Neoadjuvant BMS-813160, Nivolumab, Gemcitabine, and Nab-Paclitaxel for Patients with Pancreatic Cancer

Abstract

Purpose: Targeting tumor-associated macrophages through C-C chemokine receptor type 2 (CCR) in pancreatic ductal adenocarcinoma (PDAC) improves the efficacy of chemotherapy and restores T-cell immunity in preclinical models.

Patients and methods: We conducted a phase I/II single-institution study (NCT03496662) combining chemotherapy gemcitabine and nab-paclitaxel (GnP), CCR2/5 inhibitor BMS-813160, and nivolumab for four 28-day cycles for patients with borderline resectable (BR) or locally advanced (LA) PDAC. The recommended phase II dose of BMS-813160 was established in the 3 + 3 design. Primary endpoints were safety and objective response rate (ORR). Secondary endpoints included resection rate, median progression-free survival, and median overall survival.

Results: Eight patients were treated with GnP alone (control arm), and 32 patients (29 response evaluable) were treated at the recommended phase II dose.
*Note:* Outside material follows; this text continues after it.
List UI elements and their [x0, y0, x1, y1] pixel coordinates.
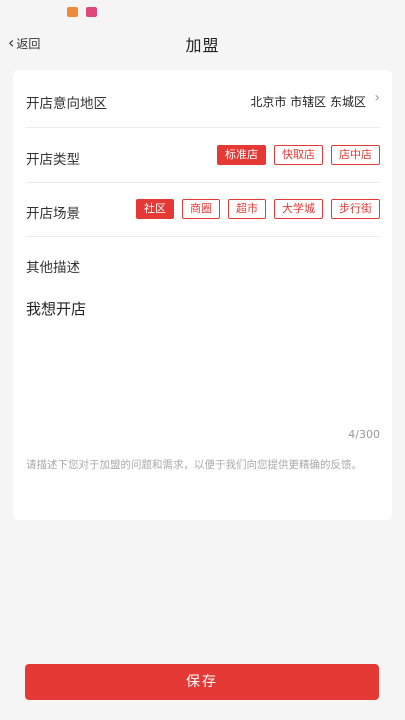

One instance each of grade 3 diarrhea and QTc prolongation occurred which were atrributed solely to BMS-813160. After four cycles of study treatment (N = 22), the ORR was 42% and 20% among patients with BR and LA PDAC, respectively, compared with 0% of control patients. A total of 83.3% of patients with BR and 20% of patients with LA PDAC who completed study treatment underwent surgical resection. For intent-to-treat analyses, patients with BR PDAC had a median progression-free survival and median overall survival of 11.9 and 18.2 months, respectively, whereas patients with LA PDAC had 14.7 and 17 months, respectively. Biomarker analyses showed decreased intratumoral monocytes and macrophages and enhanced T-cell proliferation and effector gene expression.

Conclusions: Neoadjuvant BMS-813160/nivolumab/GnP was well tolerated and seems to achieve comparable ORR and resectability with historical data; however, with prolonged PFS and OS in LA-PDAC patients, warranting a larger phase II study with a more efficacious CCR2-targeted therapeutic.

Figure 1.

Enrollment and clinical results of the study. A, CONSORT diagram showing enrollment, treatment, and analyses of study patients. B, Swimmer plot depicting treatment course and time on study for all patients with PDAC enrolled in this study. C, Waterfall plot showing changes of target lesion sum (best response) for all 37 response-evaluable study patients enrolled in each cohort based on RECIST 1.1 criteria. Kaplan–Meier curves depicting the PFS and OS for ITT patients (red-dotted line) and patients who completed four cycles of study treatment (red solid line) on investigational arm and all patients on control arm (black line) with (D) BR or (E) LA PDAC. ARDS, acute respiratory distress syndrome; SBRT, stereotactic body radiotherapy; tx, treatment.

Figure 2.

Correlative studies of pre- and posttreatment tumor samples. A, Analysis of patient tumor tissue biopsy samples at pretreatment (pre) and the end of cycle 2 (post). Tumor biopsy tissues were analyzed by flow cytometry for CD45⁺CD11b⁺CD14⁺CSF1R⁺CCR2⁺CD33⁺ IM/monocytic myeloid-derived suppressor cells (Mo-MDSC) and CD45⁺CD11b⁺MHCII⁺CD14^midCD33⁽⁻⁾CD15⁽⁻⁾ TAM and CD45⁺CD11b⁺CD14⁽⁻⁾CD15⁽⁺⁾ neutrophils/granulocytic myeloid-derived suppressor cells (G-MDSC). B, Analysis of neutrophil-to-TAM ratios using data from (A). The percent of CD45⁺ cells is depicted as mean ± SEM. n.s.-denoted groups are not statistically different. C and D, Uniform Manifold Approximation Projection (UMAP) plot showing different subsets of CD45⁺ immune cells categorized based on marker gene expression from all pre- and posttreatment tumor samples using single-cell RNA sequencing. E, Gene set enrichment analysis (GSEA) showing regulated signature changes in CD8+ and CD4+ T-cell clusters (from D) in postttreatment tumor samples. NES, normalized enrichment score.